Recruiting Locations

University of Miami
Miami, Florida 33136
Contact:
Sangeetha Venugopal, MD
305-243-6718
svenugopal@miami.edu

MD Anderson Cancer Center
Houston, Texas 77030
Contact:
Kelly Chien, MD
713-745-7584
kchien@mdanderson.org

More Details

Status
Recruiting
Sponsor
M.D. Anderson Cancer Center

Study Contact

Kelly Chien, MD
(713) 745-7584
kchien@mdanderson.org

Detailed Description

Primary Objectives - To determine the response rate of olutasidenib monotherapy in patients with IDH1-mutated CCUS or lower-risk MDS/CMML Secondary Objectives - To evaluate the rates of transfusion independence, defined as the absence of transfusions over a period of at least 8 weeks - To ascertain the safety and tolerability of olutasidenib monotherapy in these participants populations - To determine survival and rates of leukemia transformation - To analyze reduction in IDH1 clone size Exploratory Objectives - To investigate global gene expression profiles, DNA methylation profiles, and other potential prognostic markers to explore predictors of antitumor activity and/or resistance to treatment.
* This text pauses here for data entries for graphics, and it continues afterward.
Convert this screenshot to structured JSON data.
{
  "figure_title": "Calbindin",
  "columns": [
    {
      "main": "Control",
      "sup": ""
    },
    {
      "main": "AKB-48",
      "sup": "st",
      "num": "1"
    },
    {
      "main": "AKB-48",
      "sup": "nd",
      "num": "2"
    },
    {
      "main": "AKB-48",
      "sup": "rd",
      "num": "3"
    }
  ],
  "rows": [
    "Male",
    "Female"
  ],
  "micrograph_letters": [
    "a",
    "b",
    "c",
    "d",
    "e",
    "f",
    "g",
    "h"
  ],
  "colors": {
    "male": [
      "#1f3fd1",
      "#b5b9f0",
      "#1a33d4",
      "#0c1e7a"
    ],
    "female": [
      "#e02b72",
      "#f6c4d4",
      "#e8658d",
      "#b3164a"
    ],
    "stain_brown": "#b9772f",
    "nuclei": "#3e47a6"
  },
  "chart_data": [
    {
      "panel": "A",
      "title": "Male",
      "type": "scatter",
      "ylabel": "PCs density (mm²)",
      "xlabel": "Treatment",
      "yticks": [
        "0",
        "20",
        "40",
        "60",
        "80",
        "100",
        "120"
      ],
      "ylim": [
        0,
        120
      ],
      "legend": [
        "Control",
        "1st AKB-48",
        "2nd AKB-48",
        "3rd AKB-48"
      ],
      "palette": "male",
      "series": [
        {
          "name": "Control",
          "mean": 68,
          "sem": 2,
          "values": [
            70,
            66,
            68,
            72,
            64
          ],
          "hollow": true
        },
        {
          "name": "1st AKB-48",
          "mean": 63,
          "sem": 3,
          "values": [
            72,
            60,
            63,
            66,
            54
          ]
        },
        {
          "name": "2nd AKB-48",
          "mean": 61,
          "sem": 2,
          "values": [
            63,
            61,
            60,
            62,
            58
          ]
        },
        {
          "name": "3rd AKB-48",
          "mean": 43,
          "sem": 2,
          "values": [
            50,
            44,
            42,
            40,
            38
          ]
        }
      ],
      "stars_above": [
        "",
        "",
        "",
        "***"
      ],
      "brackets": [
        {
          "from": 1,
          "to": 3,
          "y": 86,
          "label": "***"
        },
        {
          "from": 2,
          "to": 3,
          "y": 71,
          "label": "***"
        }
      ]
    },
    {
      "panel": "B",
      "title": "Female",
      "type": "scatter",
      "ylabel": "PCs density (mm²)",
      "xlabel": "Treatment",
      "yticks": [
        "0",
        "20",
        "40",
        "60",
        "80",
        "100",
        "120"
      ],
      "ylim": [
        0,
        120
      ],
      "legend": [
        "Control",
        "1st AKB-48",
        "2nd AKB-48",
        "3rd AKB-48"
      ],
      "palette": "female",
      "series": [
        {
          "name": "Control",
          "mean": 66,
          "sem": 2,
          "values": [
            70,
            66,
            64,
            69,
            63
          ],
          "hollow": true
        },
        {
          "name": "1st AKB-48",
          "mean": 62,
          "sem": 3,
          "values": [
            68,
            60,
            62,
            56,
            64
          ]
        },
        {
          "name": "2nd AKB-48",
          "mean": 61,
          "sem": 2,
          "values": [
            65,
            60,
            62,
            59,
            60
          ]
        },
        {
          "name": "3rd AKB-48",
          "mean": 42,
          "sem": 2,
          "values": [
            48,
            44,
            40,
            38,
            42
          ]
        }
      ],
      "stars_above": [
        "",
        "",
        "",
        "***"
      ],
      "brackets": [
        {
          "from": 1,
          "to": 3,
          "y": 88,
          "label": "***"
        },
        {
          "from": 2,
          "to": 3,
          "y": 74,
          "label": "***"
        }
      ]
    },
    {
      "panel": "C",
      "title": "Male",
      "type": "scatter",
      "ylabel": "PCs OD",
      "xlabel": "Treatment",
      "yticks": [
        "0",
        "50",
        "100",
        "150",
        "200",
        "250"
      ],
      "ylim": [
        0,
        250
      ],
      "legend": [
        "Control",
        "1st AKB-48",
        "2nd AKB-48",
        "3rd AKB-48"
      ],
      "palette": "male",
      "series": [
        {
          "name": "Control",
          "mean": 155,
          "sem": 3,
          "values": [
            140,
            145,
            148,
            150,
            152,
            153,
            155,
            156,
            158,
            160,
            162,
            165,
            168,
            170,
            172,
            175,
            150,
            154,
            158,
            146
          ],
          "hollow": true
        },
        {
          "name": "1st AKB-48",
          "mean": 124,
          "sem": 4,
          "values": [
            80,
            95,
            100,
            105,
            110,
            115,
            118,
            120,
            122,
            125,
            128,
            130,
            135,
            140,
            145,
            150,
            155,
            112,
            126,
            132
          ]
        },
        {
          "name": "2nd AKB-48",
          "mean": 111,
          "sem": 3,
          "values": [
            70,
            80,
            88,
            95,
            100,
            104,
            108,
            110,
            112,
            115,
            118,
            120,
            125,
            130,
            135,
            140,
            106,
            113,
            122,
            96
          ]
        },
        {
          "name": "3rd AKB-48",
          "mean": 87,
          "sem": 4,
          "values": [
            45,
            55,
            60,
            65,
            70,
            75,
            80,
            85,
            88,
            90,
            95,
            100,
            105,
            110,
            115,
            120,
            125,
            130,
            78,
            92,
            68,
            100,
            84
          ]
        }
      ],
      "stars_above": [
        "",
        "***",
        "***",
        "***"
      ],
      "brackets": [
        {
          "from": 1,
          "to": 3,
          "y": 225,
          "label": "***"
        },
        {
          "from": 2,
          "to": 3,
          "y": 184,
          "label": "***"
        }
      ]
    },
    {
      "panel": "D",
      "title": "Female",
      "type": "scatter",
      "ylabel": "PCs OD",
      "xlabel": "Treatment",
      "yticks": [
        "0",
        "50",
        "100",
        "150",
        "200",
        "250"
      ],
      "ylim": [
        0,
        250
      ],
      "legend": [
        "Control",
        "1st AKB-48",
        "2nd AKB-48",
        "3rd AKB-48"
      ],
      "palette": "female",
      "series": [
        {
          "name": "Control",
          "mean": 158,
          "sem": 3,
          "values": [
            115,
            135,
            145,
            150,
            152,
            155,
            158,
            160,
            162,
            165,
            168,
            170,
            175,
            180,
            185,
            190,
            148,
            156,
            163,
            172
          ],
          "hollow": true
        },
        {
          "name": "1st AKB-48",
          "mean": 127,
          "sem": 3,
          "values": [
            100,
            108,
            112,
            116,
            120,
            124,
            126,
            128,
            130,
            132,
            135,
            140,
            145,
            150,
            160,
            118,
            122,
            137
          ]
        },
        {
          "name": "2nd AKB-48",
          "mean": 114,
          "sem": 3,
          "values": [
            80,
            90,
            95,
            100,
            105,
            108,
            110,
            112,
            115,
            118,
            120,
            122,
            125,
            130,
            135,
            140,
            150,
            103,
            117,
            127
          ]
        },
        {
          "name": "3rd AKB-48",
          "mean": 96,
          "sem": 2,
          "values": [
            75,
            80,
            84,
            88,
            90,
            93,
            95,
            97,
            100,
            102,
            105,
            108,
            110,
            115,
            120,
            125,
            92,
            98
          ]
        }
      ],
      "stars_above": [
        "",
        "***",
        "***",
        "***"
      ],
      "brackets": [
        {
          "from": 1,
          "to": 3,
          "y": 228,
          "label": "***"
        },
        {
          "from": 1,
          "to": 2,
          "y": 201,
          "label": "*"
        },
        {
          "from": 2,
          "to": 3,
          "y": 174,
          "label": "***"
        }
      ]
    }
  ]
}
OUTLINE: Patients receive olutasidenib orally (PO) twice daily (BID) on days 1-28 of each cycle. Cycles repeat every 28 days in the absence of disease progression or unacceptable toxicity. Patients with CCUS receive up to 18 months of olutasidenib. Patients with lower-risk MDS/CMML can receive olutasidenib until disease progression or unacceptable toxicity. Additionally, patients undergo blood sample collection and bone marrow aspiration and biopsy on study. After completion of study treatment, patients are followed up every 3 months for up to 3 years.